Bintan, Aktual.com – Anggota Komisi IX DPR RI Itet Tridjajati Sumarijanto mengungkapkan keprihatinan atas maraknya pemanfaatan tenaga kerja anak (child labour) di Kabupaten Pulau Bintan, Kepulauan Riau. Ia menyoroti serius masalah ini, di mana sejak usia 15 tahun para anak tersebut sudah banyak dipekerjakan di berbagai bidang.
“Terutama kalau dilihat dari segi tenaga kerja. Tenaga kerja anak usia 15 tahun, itu masuk ke dalam usia tenaga kerja. Nah, padahal 15 tahun itu kalau dilihat masih SMP,” ujar Itet Tridjajati Sumarijanto usai mengikuti Rapat Kunjungan Kerja Masa Reses Komisi IX DPR RI di Kabupaten Bintan, Provinsi Kepulauan Riau, Rabu (28/2).

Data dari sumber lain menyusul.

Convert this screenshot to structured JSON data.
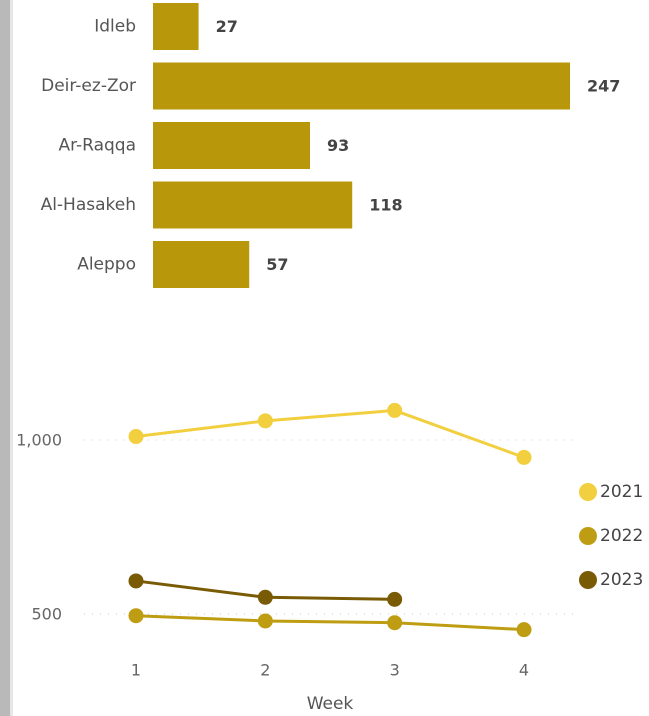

Lebih lanjut, kata Itet, menegaskan bahwa pada usia tersebut, seharusnya anak-anak masih berada di bangku sekolah dan membutuhkan bimbingan untuk menumbuhkan kemampuan berpikir kritis. Hal ini dilihat dari kurangnya keterbukaan dalam penyediaan data terkait jenis pekerjaan yang dilakukan oleh anak-anak usia tersebut.
“Jadi (Pemda Bintan) tidak menjelaskan, 15 tahun itu kerja apa. Apa dia tukang sapu, apa dia tukang lap-lap saja, atau di restoran cuci piring,” tegasnya.
Legislator Dapil Lampung itu menilai bahwa Pulau Bintan yang memiliki potensi pariwisata yang luar biasa seharusnya mampu memberikan perhatian khusus terhadap pendidikan dan pengembangan Sumber Daya Manusia (SDM). Dia menyebut pentingnya menciptakan lingkungan yang mendukung inovasi dan kreativitas bagi anak-anak di daerah tersebut.
“Itu potensi untuk kita bersaing, apalagi mereka itu bersaing dalam kepariwisataan. Mereka mengunggulkan itu, sebagai sumber daya alam. jadi sumber dayanya (resource). Itu bisa ditingkatkan dengan Sumber Daya Manusia (SDM)-(SDM) itu,” ujarnya.
Politisi Fraksi Partai PDI-Perjuangan mengungkapkan kekecewaannya terhadap minimnya partisipasi dalam bidang pendidikan di Pulau Bintan. Ia mengatakan rendahnya minat masyarakat untuk mendaftarkan anak-anaknya ke sekolah karena alasan jarak dan kurangnya keterampilan berpikir inovatif.
“Saya kira Sumber Daya Manusia (SDM) kita harus ditingkatkan. Apalagi 60 persen dari mereka adalah SMP,” ucapnya.
Kendati demikian, Itet menyoroti pentingnya pemilihan umum yang berlangsung dengan jujur dan adil, namun dirinya mengekspresikan ketidakpercayaannya terhadap partisipasi politik dari mereka yang kurang teredukasi. Dengan demikian, dia berharap perlu adanya tindakan konkret untuk memastikan pendidikan dan perlindungan anak di wilayah tersebut.
“Kita bermimpi, politik serta pemilihan umum (pemilu) yang Luber Jurdil, yang bisa hati nurani. Nah, kalau yang 60 persen SMP yang memilih (malah jadi tenaga kerja anak), maka tidak bisa diharapkan (Pemilu Jurdil dan Luber),” tutupnya.